The evolution of this strategy has led some to refer to it as "LDI 2.0". Anne-Marie Morris of Legal & General Investment Management (LGIM) noted that their pooled funds have increased the collateral available to withstand interest rate movements of 3 percentage points or more, up from 1.5 to 2 points before the crisis, providing a larger buffer in case of market turbulence.

Four major LDI providers - Legal & General, Insight Investment, Schroders, and Columbia Threadneedle - reported that pension funds have increased their use of hedging tools, including LDI. LGIM revealed that its defined benefit pension scheme clients had raised their hedging ratios to 86-87% of their liabilities, an increase of up to seven percentage points in two years, with LDI being the primary method of choice.

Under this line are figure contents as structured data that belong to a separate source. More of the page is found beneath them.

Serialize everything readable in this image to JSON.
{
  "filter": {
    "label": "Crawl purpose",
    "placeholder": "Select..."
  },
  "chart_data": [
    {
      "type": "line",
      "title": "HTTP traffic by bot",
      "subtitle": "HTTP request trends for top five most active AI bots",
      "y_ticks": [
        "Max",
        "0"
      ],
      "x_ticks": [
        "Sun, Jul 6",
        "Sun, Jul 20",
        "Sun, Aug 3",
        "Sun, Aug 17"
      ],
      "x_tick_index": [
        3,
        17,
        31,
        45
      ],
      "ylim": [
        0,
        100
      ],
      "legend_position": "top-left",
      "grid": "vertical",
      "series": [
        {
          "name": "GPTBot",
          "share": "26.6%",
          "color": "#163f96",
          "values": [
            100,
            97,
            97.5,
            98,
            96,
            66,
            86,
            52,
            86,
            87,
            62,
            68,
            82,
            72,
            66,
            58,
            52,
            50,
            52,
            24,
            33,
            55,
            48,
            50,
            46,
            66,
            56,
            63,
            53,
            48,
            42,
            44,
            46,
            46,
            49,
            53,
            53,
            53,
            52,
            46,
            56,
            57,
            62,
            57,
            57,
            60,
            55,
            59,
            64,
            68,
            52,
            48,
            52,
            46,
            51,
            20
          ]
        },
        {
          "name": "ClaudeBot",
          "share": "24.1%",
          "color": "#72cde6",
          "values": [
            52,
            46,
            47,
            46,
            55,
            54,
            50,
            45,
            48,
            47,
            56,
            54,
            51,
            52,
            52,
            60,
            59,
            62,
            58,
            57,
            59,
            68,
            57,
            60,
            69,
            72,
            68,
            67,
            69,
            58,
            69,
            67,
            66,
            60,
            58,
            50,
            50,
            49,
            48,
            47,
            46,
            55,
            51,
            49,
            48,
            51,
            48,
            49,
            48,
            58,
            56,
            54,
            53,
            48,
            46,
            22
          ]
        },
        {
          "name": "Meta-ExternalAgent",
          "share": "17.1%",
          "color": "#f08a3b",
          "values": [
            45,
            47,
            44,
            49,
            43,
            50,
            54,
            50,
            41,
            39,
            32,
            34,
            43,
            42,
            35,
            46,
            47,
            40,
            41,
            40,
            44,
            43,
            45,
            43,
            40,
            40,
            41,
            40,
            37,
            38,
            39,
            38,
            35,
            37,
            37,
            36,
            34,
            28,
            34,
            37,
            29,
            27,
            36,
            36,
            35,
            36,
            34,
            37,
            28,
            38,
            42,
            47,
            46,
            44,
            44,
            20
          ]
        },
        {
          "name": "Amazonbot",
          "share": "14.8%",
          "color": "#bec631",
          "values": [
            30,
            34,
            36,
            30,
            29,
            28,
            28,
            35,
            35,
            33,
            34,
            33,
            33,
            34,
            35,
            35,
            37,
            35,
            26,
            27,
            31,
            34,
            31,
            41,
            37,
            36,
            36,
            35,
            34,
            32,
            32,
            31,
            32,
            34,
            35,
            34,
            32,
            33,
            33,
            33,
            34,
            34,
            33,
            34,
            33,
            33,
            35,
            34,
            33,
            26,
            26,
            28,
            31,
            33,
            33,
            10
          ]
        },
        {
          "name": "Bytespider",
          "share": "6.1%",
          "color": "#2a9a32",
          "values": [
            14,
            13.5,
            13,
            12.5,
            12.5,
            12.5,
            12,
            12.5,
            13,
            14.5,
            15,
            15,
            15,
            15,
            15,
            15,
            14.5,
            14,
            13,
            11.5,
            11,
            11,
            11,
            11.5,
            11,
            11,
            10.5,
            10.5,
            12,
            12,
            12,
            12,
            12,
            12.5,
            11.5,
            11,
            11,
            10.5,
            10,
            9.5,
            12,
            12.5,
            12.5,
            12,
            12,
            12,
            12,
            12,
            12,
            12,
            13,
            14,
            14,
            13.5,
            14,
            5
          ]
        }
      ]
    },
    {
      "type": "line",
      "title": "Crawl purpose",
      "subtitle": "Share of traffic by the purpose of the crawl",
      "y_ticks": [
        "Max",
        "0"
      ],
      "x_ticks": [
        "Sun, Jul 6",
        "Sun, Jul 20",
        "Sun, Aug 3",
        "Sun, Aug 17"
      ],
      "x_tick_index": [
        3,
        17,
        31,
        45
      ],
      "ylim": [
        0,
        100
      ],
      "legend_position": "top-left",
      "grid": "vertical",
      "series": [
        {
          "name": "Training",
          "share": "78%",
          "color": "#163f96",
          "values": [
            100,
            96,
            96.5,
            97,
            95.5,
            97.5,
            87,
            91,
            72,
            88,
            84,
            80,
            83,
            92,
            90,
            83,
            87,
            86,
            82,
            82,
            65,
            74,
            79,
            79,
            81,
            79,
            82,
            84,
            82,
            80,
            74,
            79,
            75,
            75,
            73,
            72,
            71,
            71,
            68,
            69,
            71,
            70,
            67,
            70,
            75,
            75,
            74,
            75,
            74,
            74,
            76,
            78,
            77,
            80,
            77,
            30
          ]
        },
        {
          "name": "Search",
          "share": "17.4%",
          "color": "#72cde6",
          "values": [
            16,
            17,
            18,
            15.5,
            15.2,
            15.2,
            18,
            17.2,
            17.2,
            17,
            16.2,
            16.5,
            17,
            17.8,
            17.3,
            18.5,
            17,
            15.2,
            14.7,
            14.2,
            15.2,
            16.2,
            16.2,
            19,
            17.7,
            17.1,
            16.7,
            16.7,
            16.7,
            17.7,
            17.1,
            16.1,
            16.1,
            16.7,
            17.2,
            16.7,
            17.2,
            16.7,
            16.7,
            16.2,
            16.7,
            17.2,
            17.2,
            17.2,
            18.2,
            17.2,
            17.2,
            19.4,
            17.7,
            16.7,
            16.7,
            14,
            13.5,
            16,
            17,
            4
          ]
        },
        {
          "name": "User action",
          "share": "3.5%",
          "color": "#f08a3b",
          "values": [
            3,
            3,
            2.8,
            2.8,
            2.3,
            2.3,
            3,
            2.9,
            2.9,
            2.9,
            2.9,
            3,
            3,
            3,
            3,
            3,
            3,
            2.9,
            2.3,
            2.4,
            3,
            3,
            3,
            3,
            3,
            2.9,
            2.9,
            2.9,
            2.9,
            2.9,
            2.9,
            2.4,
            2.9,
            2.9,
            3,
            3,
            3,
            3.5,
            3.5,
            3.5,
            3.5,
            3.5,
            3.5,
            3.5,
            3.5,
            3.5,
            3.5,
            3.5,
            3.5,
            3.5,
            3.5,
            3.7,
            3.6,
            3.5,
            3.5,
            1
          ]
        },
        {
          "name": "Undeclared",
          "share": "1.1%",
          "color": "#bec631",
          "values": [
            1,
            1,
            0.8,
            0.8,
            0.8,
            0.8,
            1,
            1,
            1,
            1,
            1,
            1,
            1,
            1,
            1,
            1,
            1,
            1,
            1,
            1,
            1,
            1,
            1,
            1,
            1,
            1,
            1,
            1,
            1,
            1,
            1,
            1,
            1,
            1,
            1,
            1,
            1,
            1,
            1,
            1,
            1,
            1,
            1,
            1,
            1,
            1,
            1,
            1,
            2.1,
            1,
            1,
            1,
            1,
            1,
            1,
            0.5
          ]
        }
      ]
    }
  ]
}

XPS, a pensions consultancy, reported an 8 percentage point increase in the proportion of LDI assets held across its clients over the past two years. Concurrently, pension funds have been able to deleverage their hedging positions, partly due to higher interest rates improving their funding positions by reducing liabilities.

Data from The Pensions Regulator (TPR) indicates that the value of leveraged LDI positions currently stands at £600-700 billion, approximately half the level recorded in late 2021. While this represents a reduced exposure, it remains a significant amount.

Neil Bull, TPR's executive director of market oversight, stated that defined benefit pension schemes are better funded than at any time in recent memory. However, the regulator will continue to monitor potential LDI risks, recognizing the ongoing importance of vigilance in this critical sector of the UK's financial landscape.

As the pension industry adapts to these new realities, the balance between risk management and financial stability remains a key focus for both fund managers and regulators alike.